L’anglo-australien Rio Tinto Simfer et Winning Consortium Simandou ont été interpellés vendredi 17 juin par le président de la Transition en Guinée, le colonel Mamady Doumbouya, sur le retard déjà enregistré dans la mise en œuvre d’un accord que les deux géants ont signé en mars dernier avec l’Etat guinéen, relatif à l’exploitation du site de Simandou (sud-est).

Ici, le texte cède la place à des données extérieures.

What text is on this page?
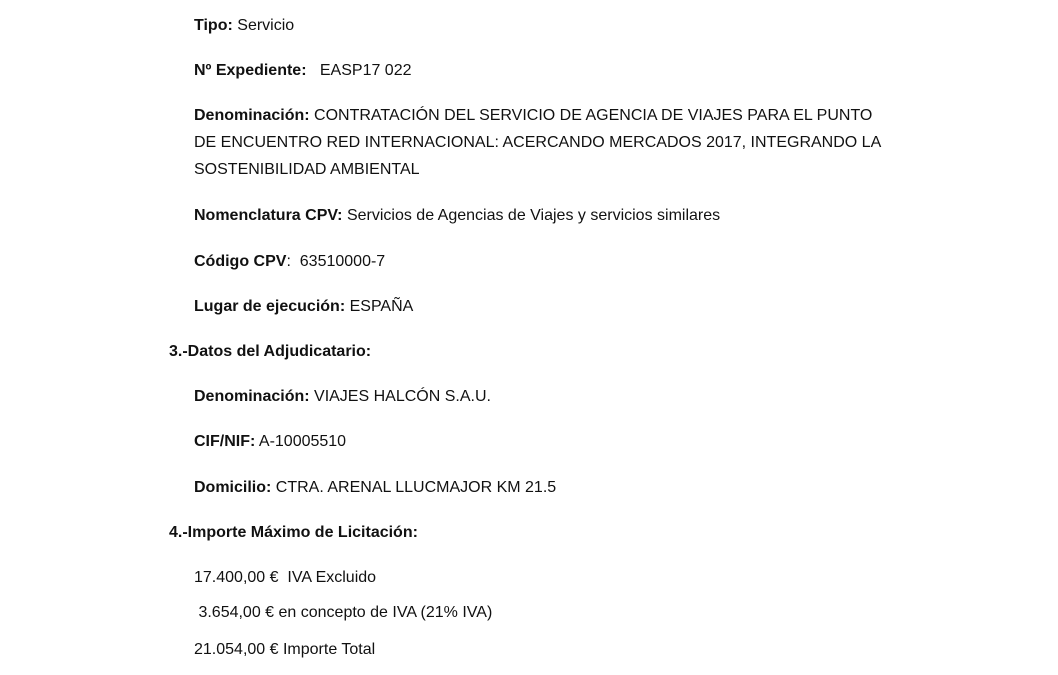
Tipo: Servicio
Nº Expediente: EASP17 022
Denominación: CONTRATACIÓN DEL SERVICIO DE AGENCIA DE VIAJES PARA EL PUNTO
DE ENCUENTRO RED INTERNACIONAL: ACERCANDO MERCADOS 2017, INTEGRANDO LA
SOSTENIBILIDAD AMBIENTAL
Nomenclatura CPV: Servicios de Agencias de Viajes y servicios similares
Código CPV: 63510000-7
Lugar de ejecución: ESPAÑA
3.-Datos del Adjudicatario:
Denominación: VIAJES HALCÓN S.A.U.
CIF/NIF: A-10005510
Domicilio: CTRA. ARENAL LLUCMAJOR KM 21.5
4.-Importe Máximo de Licitación:
17.400,00 €  IVA Excluido
3.654,00 € en concepto de IVA (21% IVA)
21.054,00 € Importe Total
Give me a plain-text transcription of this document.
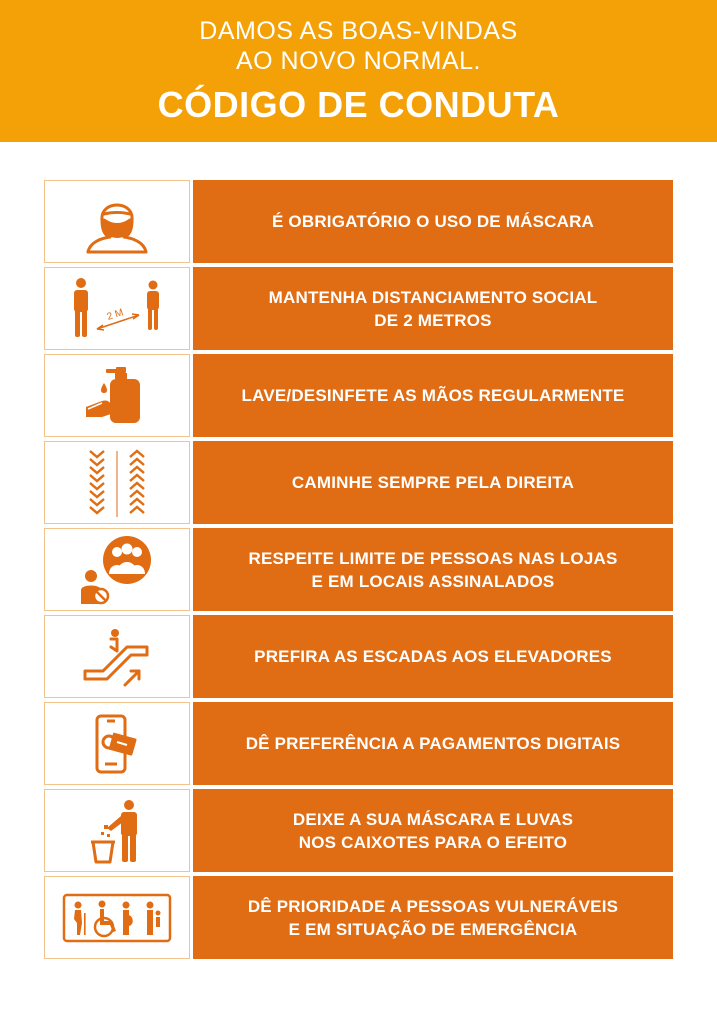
DAMOS AS BOAS-VINDAS
AO NOVO NORMAL.
CÓDIGO DE CONDUTA
É OBRIGATÓRIO O USO DE MÁSCARA
2 M
MANTENHA DISTANCIAMENTO SOCIAL
DE 2 METROS
LAVE/DESINFETE AS MÃOS REGULARMENTE
CAMINHE SEMPRE PELA DIREITA
RESPEITE LIMITE DE PESSOAS NAS LOJAS
E EM LOCAIS ASSINALADOS
PREFIRA AS ESCADAS AOS ELEVADORES
DÊ PREFERÊNCIA A PAGAMENTOS DIGITAIS
DEIXE A SUA MÁSCARA E LUVAS
NOS CAIXOTES PARA O EFEITO
DÊ PRIORIDADE A PESSOAS VULNERÁVEIS
E EM SITUAÇÃO DE EMERGÊNCIA
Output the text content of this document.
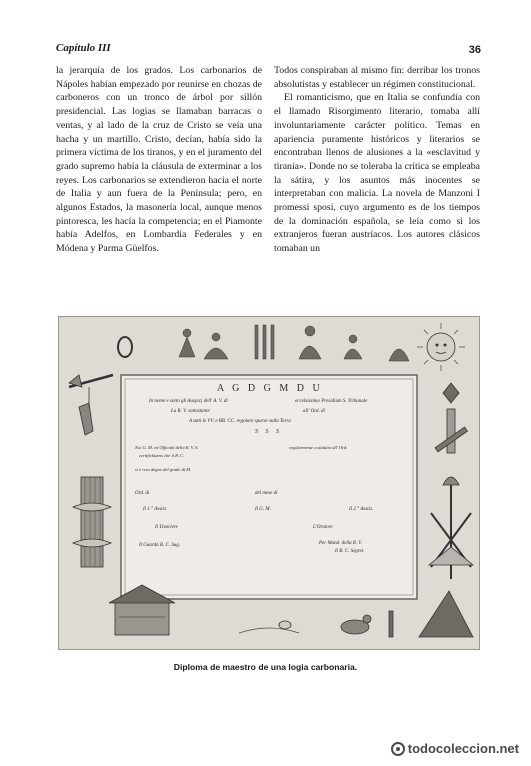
Capítulo III	36

la jerarquía de los grados. Los carbonarios de Nápoles habían empezado por reunirse en chozas de carboneros con un tronco de árbol por sillón presidencial. Las logias se llamaban barracas o ventas, y al lado de la cruz de Cristo se veía una hacha y un martillo. Cristo, decían, había sido la primera víctima de los tiranos, y en el juramento del grado supremo había la cláusula de exterminar a los reyes. Los carbonarios se extendieron hacia el norte de Italia y aun fuera de la Península; pero, en algunos Estados, la masonería local, aunque menos pintoresca, les hacía la competencia; en el Piamonte había Adelfos, en Lombardía Federales y en Módena y Parma Güelfos.

Todos conspiraban al mismo fin: derribar los tronos absolutistas y establecer un régimen constitucional.

El romanticismo, que en Italia se confundía con el llamado Risorgimento literario, tomaba allí involuntariamente carácter político. Temas en apariencia puramente históricos y literarios se encontraban llenos de alusiones a la «esclavitud y tiranía». Donde no se toleraba la crítica se empleaba la sátira, y los asuntos más inocentes se interpretaban con malicia. La novela de Manzoni I promessi sposi, cuyo argumento es de los tiempos de la dominación española, se leía como si los extranjeros fueran austríacos. Los autores clásicos tomaban un

A G D G M D U
In nome e sotto gli Auspicj dell' A. V. di	eccelsissimo Presidium S. Tribunale
La R. V. sottostante	all' Ord. di
A tutti le VV. e BB. CC. regolare sparse sulla Terra
S S S
Noi G. M. ed Officiali della R. V. S.	regolarmente costituita all' Ord.
certifichiamo che il B. C.
si è reso degno del grado di M.
Ord. di	del mese di
Il 1.° Assist.	Il G. M.	Il 2.° Assist.
Il Tesoriere	L'Oratore
Il Guarda B. C. Sug.	Per Mand. della R. V.
Il B. C. Segret.
Diploma de maestro de una logia carbonaria.
todocoleccion.net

«Nous constatons un décalage entre votre vision de la mise en œuvre des termes de l’accord cadre, et nos attentes. Cette situation est non seulement regrettable, mais aussi inacceptable pour l’Etat guinéen», a déploré le chef de la junte au pouvoir.
L’accord tripartite vaut 15 milliards de dollars et est d’une durée de 35 ans. Il prévoit la mise en place d’un chemin de fer d’environ 670 km pour relier le corridor minier à un port minéralier sur la côte guinéenne au sud de Conakry la capitale. Les travaux pour le chemin de fer et le port en eaux profondes devraient en principe être achevés fin 2024, tandis que la première production commerciale est attendue au plus tard le 31 mars 2025.
Le colonel Doumbouy a donné un délai de deux semaines aux deux compagnies pour la création d’une co-entreprise chargée de mettre en route les termes de l’accord. «Pour avancer efficacement j’attends la création de la co-entreprise dans un délai de quatorze jours», a-t-il déclaré.
Simandou est un des plus vastes gisements de fer au monde. La junte militaire entend exploiter efficacement le gisement pour le besoin du développement du pays.